Preparation time 10 minutes

Cooking time about 15 minutes


100ml semi-skimmed milk

200g reduced fat hard cheese, grated

25g plain flour

25g fresh breadcrumbs

2 tsp English mustard powder

½ tsp Worcestershire sauce

1 garlic clove, peeled and crushed

ground black pepper

1 egg and 1 yolk

6 skinless cod fillets, each weighing about 150g each

Olive oil spray oil

For the French Bean Salad

1 tbsp olive oil

250g French beans, trimmed and halved

100g, cherry tomatoes, roughly chopped

handful basil sprigs

boiled new potatoes to serve


The cheese ‘rarebit’ can be made ahead of time and stored in the refrigerator for up to 4-5 days.

1. Preheat the oven to 200°C (400°F) mark 6. Put the milk in a saucepan with the grated reduced fat hard cheese and melt over a very gentle heat. When smooth stir in the flour, crumbs and mustard. Continue to cook, stirring, over a low heat until the mixture is smooth.

2. Add the Worcestershire sauce, crushed garlic and seasoning. Cool, a little before blending or beating in the eggs. Cover until ready to use.

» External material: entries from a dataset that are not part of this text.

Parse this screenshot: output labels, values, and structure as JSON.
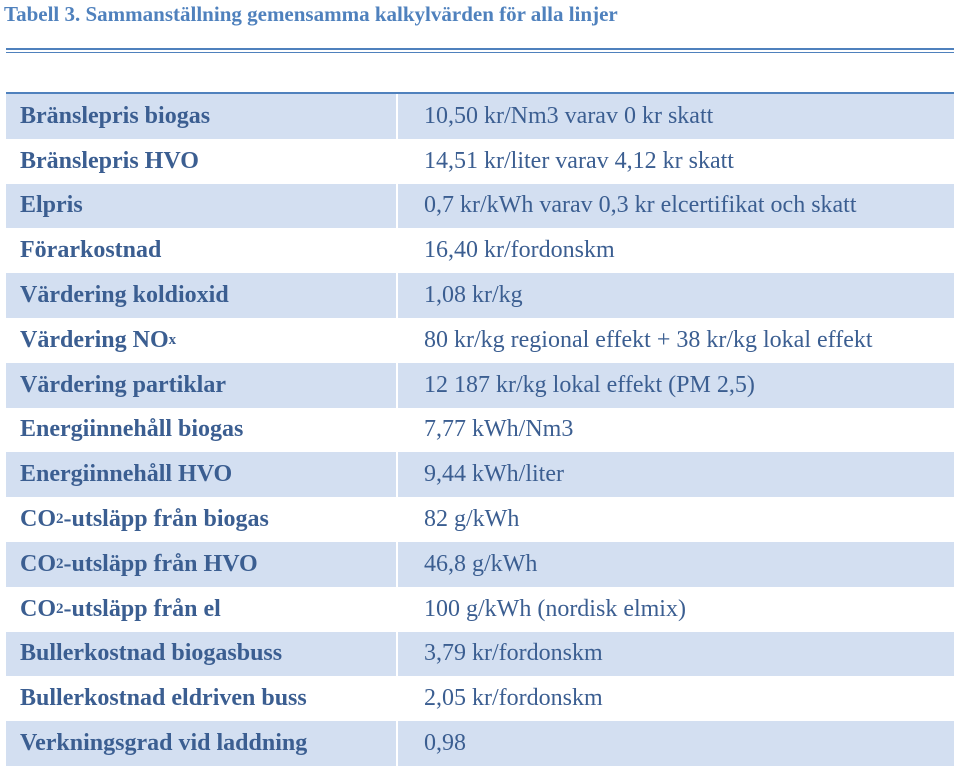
{
  "caption": "Tabell 3. Sammanställning gemensamma kalkylvärden för alla linjer",
  "rows": [
    {
      "label": "Bränslepris biogas",
      "value": "10,50 kr/Nm3 varav 0 kr skatt"
    },
    {
      "label": "Bränslepris HVO",
      "value": "14,51 kr/liter varav 4,12 kr skatt"
    },
    {
      "label": "Elpris",
      "value": "0,7 kr/kWh varav 0,3 kr elcertifikat och skatt"
    },
    {
      "label": "Förarkostnad",
      "value": "16,40 kr/fordonskm"
    },
    {
      "label": "Värdering koldioxid",
      "value": "1,08 kr/kg"
    },
    {
      "label_main": "Värdering NO",
      "label_sub": "x",
      "value": "80 kr/kg regional effekt + 38 kr/kg lokal effekt"
    },
    {
      "label": "Värdering partiklar",
      "value": "12 187 kr/kg lokal effekt (PM 2,5)"
    },
    {
      "label": "Energiinnehåll biogas",
      "value": "7,77 kWh/Nm3"
    },
    {
      "label": "Energiinnehåll HVO",
      "value": "9,44 kWh/liter"
    },
    {
      "label_pre": "CO",
      "label_sub": "2",
      "label_post": "-utsläpp från biogas",
      "value": "82 g/kWh"
    },
    {
      "label_pre": "CO",
      "label_sub": "2",
      "label_post": "-utsläpp från HVO",
      "value": "46,8 g/kWh"
    },
    {
      "label_pre": "CO",
      "label_sub": "2",
      "label_post": "-utsläpp från el",
      "value": "100 g/kWh (nordisk elmix)"
    },
    {
      "label": "Bullerkostnad biogasbuss",
      "value": "3,79 kr/fordonskm"
    },
    {
      "label": "Bullerkostnad eldriven buss",
      "value": "2,05 kr/fordonskm"
    },
    {
      "label": "Verkningsgrad vid laddning",
      "value": "0,98"
    }
  ]
}
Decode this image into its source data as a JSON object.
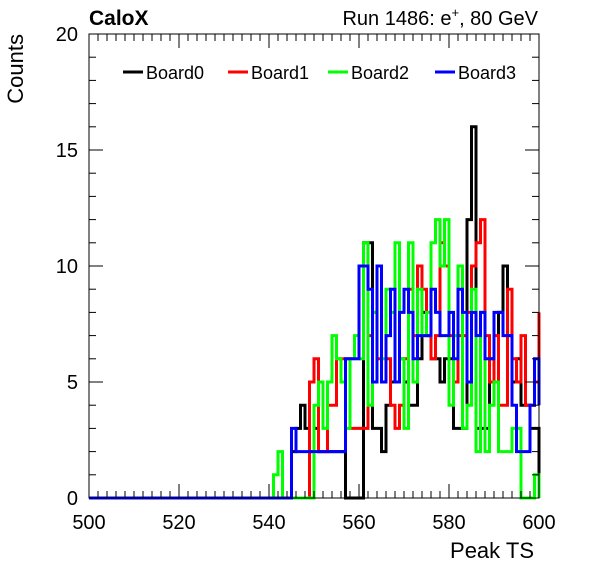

3. Place the cod fillets in a single layer in a shallow, heatproof serving dish and lightly spray fillets with olive oil spray oil and seasoning.

4. Cook uncovered for about 10 minutes or until just cooked. Remove the fish and beat any pan juices into the reserved cheese mixture. Divide the cheese mixture over each fish fillet and place under a hot grill for about 2-3 minutes or until golden and bubbling.

5. Meanwhile, cook the beans in boiling water for 2-3 minutes, drain and add the chopped tomatoes, basil and olive oil, season with black pepper. Serve the fish on the bean salad and accompany with boiled new potatoes.